Do gwałtu na niepełnosprawnym 12-latku miało dojść w sobotę, 17 listopada. Chłopiec został wówczas w domu z 36-letnim znajomym swojego dziadka, który pracował w jego gospodarstwie. Po zakończeniu pracy mężczyźni razem pili alkohol, aż do momentu, gdy starszy mężczyzna źle się poczuł. Wówczas z matką chłopca pojechał do szpitala. W domu została babcia 12-latka i jego rodzeństwo. Po powrocie matka niepełnosprawnego chłopca zastała swojego syna wraz z 36-latkiem w niezręcznej sytuacji, która mogła wskazywać na to, że doszło do gwałtu.
W momencie nakrycia w tej sytuacji 36-latek zareagował błyskawicznie - pozbierał swoje rzeczy i uciekł z mieszkania. Matka powiadomiła prokuraturę, która rozpoczęła jego poszukiwania. Roman Witkowski, rzecznik Prokuratury Okręgowej w Gorzowie Wielkopolskim zdradził w czwartek TVN24: - Dziś otrzymałem informację o tym, że podejrzanego zatrzymała policja.

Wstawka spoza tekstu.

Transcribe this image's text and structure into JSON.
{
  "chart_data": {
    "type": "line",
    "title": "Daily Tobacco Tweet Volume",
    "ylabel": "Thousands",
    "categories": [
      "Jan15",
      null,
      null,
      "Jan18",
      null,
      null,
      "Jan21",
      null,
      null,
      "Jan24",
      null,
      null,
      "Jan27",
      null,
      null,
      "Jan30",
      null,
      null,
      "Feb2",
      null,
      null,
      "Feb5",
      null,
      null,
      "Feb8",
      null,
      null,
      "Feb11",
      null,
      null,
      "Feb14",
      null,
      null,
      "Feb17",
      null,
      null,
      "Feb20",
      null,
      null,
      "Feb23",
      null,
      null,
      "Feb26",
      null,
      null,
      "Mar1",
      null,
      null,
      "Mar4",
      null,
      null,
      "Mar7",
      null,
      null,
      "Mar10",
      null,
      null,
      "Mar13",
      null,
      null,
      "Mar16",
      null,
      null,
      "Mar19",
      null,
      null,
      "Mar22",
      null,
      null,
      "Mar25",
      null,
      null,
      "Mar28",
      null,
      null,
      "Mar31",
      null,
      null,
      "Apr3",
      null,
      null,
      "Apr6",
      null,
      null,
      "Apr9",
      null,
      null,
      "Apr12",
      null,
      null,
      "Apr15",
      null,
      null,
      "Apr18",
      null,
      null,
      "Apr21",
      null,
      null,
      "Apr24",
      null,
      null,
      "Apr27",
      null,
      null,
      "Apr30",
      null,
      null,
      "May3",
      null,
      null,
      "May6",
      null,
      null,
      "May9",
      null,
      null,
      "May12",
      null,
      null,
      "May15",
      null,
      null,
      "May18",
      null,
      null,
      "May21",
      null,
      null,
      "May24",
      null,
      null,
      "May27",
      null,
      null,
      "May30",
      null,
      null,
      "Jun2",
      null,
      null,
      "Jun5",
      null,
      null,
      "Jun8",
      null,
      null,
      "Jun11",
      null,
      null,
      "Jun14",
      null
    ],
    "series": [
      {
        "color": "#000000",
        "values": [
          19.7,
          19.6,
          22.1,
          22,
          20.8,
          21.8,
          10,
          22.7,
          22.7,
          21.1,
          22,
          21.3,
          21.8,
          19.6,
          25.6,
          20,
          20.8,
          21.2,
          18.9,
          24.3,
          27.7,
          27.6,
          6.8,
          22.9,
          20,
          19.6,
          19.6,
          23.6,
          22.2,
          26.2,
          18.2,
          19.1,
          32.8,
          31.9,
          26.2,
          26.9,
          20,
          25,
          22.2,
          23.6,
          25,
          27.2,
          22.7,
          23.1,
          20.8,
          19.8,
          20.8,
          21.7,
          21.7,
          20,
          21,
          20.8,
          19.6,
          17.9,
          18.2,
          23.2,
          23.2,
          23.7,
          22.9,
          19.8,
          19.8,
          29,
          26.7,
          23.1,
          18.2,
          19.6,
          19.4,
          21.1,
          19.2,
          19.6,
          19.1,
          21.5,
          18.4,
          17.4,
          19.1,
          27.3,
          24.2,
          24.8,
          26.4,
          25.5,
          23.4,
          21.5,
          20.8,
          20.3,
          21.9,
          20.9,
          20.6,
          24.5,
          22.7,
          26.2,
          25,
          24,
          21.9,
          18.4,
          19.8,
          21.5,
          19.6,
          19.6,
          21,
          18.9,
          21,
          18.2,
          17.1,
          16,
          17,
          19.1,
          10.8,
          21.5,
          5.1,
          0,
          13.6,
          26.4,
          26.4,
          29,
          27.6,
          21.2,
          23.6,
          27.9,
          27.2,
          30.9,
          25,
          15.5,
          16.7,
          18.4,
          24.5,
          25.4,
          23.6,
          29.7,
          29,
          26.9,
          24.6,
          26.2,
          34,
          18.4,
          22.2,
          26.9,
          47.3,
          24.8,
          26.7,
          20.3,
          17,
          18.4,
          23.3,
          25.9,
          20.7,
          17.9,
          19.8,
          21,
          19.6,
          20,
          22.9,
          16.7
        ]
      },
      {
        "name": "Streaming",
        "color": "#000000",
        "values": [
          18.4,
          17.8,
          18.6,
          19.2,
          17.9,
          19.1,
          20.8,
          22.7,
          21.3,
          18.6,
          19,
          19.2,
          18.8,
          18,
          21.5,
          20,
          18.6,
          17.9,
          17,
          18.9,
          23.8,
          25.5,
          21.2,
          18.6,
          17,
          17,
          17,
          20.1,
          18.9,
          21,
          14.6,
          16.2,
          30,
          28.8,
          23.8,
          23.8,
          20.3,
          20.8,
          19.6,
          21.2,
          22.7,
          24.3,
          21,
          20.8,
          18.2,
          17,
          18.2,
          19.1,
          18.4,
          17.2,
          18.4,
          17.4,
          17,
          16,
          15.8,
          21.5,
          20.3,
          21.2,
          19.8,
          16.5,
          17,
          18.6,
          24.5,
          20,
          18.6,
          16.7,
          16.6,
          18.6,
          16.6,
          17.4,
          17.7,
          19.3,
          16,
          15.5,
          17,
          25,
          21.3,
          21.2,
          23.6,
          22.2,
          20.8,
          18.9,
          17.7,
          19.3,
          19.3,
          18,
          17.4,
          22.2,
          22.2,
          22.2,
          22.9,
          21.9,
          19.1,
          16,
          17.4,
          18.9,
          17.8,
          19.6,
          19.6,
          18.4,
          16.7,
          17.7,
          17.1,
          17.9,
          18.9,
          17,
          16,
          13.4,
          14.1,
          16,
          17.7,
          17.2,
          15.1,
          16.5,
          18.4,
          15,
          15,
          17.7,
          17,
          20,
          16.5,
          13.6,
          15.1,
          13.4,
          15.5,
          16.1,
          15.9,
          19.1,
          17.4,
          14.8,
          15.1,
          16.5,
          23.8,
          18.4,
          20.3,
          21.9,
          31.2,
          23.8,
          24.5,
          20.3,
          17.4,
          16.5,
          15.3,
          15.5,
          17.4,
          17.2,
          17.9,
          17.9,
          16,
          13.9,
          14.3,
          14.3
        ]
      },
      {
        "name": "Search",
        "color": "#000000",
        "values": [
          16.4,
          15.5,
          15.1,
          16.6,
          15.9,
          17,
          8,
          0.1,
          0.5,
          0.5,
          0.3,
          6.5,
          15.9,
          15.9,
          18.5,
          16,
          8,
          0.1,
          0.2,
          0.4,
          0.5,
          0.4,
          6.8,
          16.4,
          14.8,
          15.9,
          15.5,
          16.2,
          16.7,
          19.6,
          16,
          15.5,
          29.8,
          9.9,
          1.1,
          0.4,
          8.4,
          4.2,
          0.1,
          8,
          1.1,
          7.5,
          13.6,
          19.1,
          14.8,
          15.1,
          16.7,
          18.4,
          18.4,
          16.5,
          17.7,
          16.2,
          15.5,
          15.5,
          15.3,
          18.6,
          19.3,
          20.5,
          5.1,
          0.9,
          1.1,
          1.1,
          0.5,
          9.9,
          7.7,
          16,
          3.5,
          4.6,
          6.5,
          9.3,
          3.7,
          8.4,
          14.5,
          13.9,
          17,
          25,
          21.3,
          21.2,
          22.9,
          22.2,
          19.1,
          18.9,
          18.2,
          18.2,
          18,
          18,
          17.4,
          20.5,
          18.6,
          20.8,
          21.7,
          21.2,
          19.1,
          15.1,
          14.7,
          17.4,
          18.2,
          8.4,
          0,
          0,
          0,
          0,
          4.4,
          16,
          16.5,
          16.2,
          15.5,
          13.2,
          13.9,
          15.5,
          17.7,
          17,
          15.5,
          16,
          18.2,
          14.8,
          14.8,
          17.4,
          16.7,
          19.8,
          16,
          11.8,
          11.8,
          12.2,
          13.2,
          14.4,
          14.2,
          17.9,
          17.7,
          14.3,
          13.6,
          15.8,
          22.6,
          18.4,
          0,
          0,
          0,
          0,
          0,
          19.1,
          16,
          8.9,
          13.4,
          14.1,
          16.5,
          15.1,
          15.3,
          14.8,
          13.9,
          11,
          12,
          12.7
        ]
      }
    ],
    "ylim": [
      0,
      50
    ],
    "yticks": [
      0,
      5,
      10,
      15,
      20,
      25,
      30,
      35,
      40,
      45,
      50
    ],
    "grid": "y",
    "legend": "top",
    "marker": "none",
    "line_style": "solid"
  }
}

W czwartek popołudniu przedstawiono mu zarzut doprowadzenia małoletniego do wykonania innej czynności seksualnej, przy wykorzystaniu przy tym niepełnosprawności 12-latka. Agnieszka Hornicka-Mielcarek z Prokuratury Rejonowej w Gorzowie Wielkopolskim poinformowała: - Mężczyzna nie przyznaje się do winy. Zasłania się niepamięcią. Prokuratorzy planują w piątek złożyć do sądu wniosek o tymczasowe aresztowanie podejrzanego.
Śledczy przesłuchali już matkę i dziadka 12-latka, ale samego chłopca jeszcze nie. Kontakt z nim jest utrudniony przez jego niepełnosprawność.